I Just Want to Testify (about my alcoholism)
In America, personal testimony drives alcohol and health policy
Posted Nov 25, 2009
American health care policies are driven by personal testimony rather than by science. In the case of alcoholism, such testimony is invariably from alcoholics who have recovered through AA. There are many, many such people. But they are still a tiny minority of those who experience alcohol problems, including those who recover on their own, those who are harmed by AA or 12-step treatment, and others for whom the 12 steps are ineffective or offensive.
America is a country that worships personal tales of redemption. If public figures are caught out drunk or on drugs, cheating on their wives, then they quickly head off to Betty Ford or Hazelden, apologize to their families and constituents, and promise not to stray or drink again. And we forgive them.
This process derives from America's religous revivalist tradition. At the revival meeting, people rise and denounce the evil of their former ways, declare themselves saved, and commit themselves to God.
This was the format of the Temperance lecture that dominated the nineteenth century American landscape. And the Temperance confession is still with us in the form of Alcoholics Anonymous. For those of you who have been missing your 12-step meetings, here are selected steps to practice at home (note the presence of God, and the absence of alcohol):
- 3. Made a decision to turn our will and our lives over to the care of God as we understood God.
- 5. Admitted to God, to ourselves, and to another human being the exact nature of our wrongs.
- 7. Humbly asked Him to remove our shortcomings.
Although such penitence is repeated nightly around the country, these stories conflict with rational public policy.

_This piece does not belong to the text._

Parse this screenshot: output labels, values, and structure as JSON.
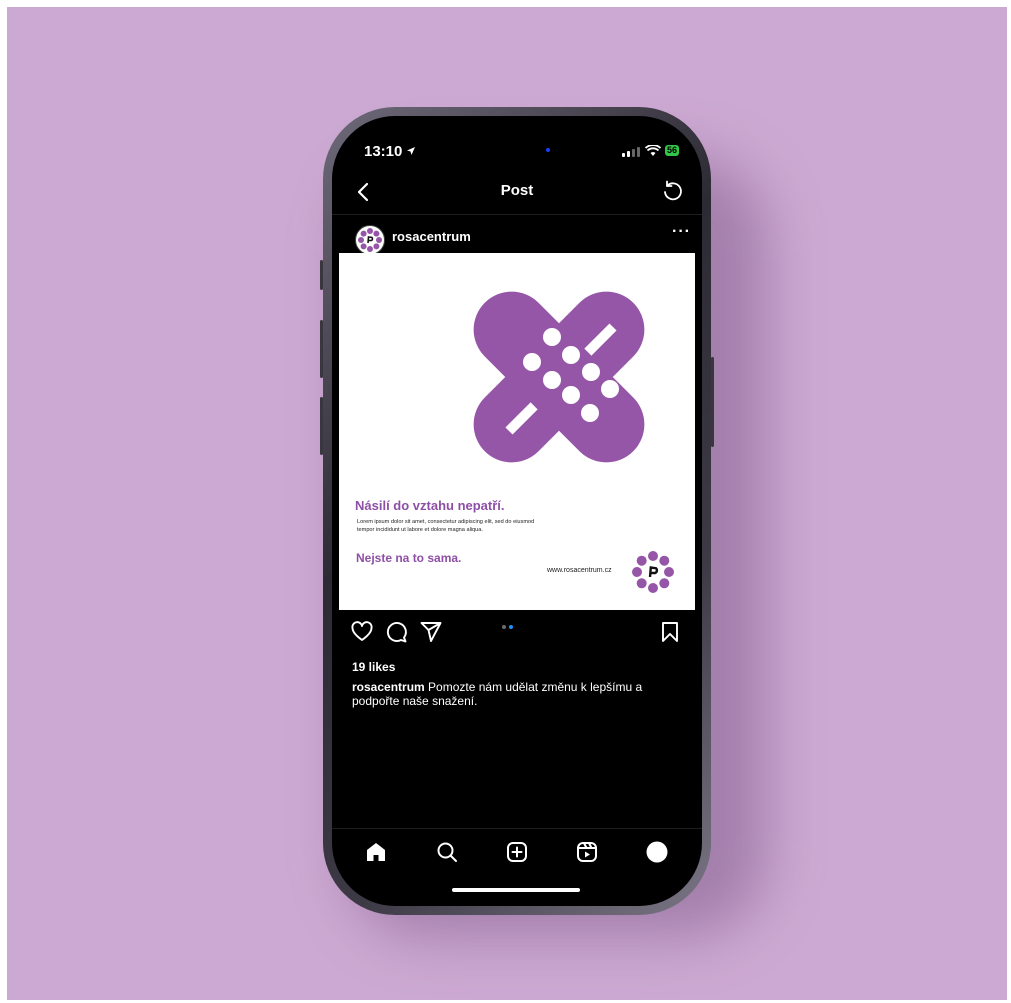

According to the latest government research (called NESARC), 30 percent of Americans at some point in their lives qualify for an "alcohol use disorder." But, within four years, 70 percent recover without AA's or Betty Ford's help.
Others take longer. But only 1 percent of Americans fit the model of the AA members whose drinking carries them to the doors of hell and from which only God can rescue them. Among 300,000,000 Americans, that's 3 million people. But 90 million Americans develop a different sort of drinking problem.
Many entertainment figures had bad drinking periods (Bing Crosby, Robert Redford, Steve Martin) and cut back - the typical problem-drinking profile. We don't hear much about them because they - and millions of others with similar stories - don't go on lecture tours to tell their tales. Craig Ferguson's compelling testimony about his dead-end alcoholism on You Tube, on the other hand, has had a million-and-a-half views. How can you top that?
Nonetheless, for the first time - due to the NESARC research - government officials are questioning received opinion. Dr. Mark Willenbring, director of treatment and recovery research at the National Institute on Alcohol Abuse and Alcoholism, declared: alcoholism "can be a chronic, relapsing disease. But it isn't usually." Thus, intensive treatment addresses a small - albeit important - part of America's substance abuse problems. (Disclosure: I have created a non-12-step abstinence-oriented treatment program for this group.)
The limits of public testimony for determining American health policy is also apparent in yet another declaration of a learned council that cancer screening is overutilized. Up to 1,900 women must be screened ten years in their 40s in order to prevent one death from breast cancer. But, along with all that irradiation, 1,000 false warnings will be generated from such testing leading to biopsies and other procedures that create their own dangers.
If you talk to the one in 1,900 women whose life was saved by screening - there are plenty, and I can't compete against them - you determine that there is no way America can better spend its finite health care allotment. But there are actually many more productive, less harmful, more life-saving ways to spend that money - including even for cancer prevention.
Someone has to make these choices. America can listen to one of two groups - health economists and oncologists and internists like those making up the government panel recommending scaling back breast cancer screening, or people who swear that screening is the best use of our health care budget because it worked for them.
While we're at it, we can treat every kid caught with a reefer or who gets drunk as though he or she had a lifetime disease. After all, you can find very moving and convincing stories of people who claim that being forced into AA at age 15 saved their lives. But it's craziness to do so, even though we won't hear the far more frequent stories of people who were scarred by such experiences.
P.S. NESARC changes everything. Apropos of the yet-to-be-fully realized significance of NESARC, consider the year-end summary by the president of the Linnean Society following the presentation of the work of Wallace and Darwin on evolution (although others had outlined evolution earlier): “The year which has passed has not, indeed, been marked by any of those striking discoveries which at once revolutionize, so to speak, the department of science on which they bear.”
P.S.S. As to my alcoholism: Commenters frequent diagnose my mental disorders - the current favorite being that I am bipolar. On the drinking front, I can go wrong one of two ways. Either I am in denial about my alcoholism, or I am not alcoholic and so I can't possibly understand alcoholism. In other words, if I don't share the experiences and outlook of testifiers, I can't enter the Kingdom of Alcoholism. For the record, I struggle to drink as much as I should for my health.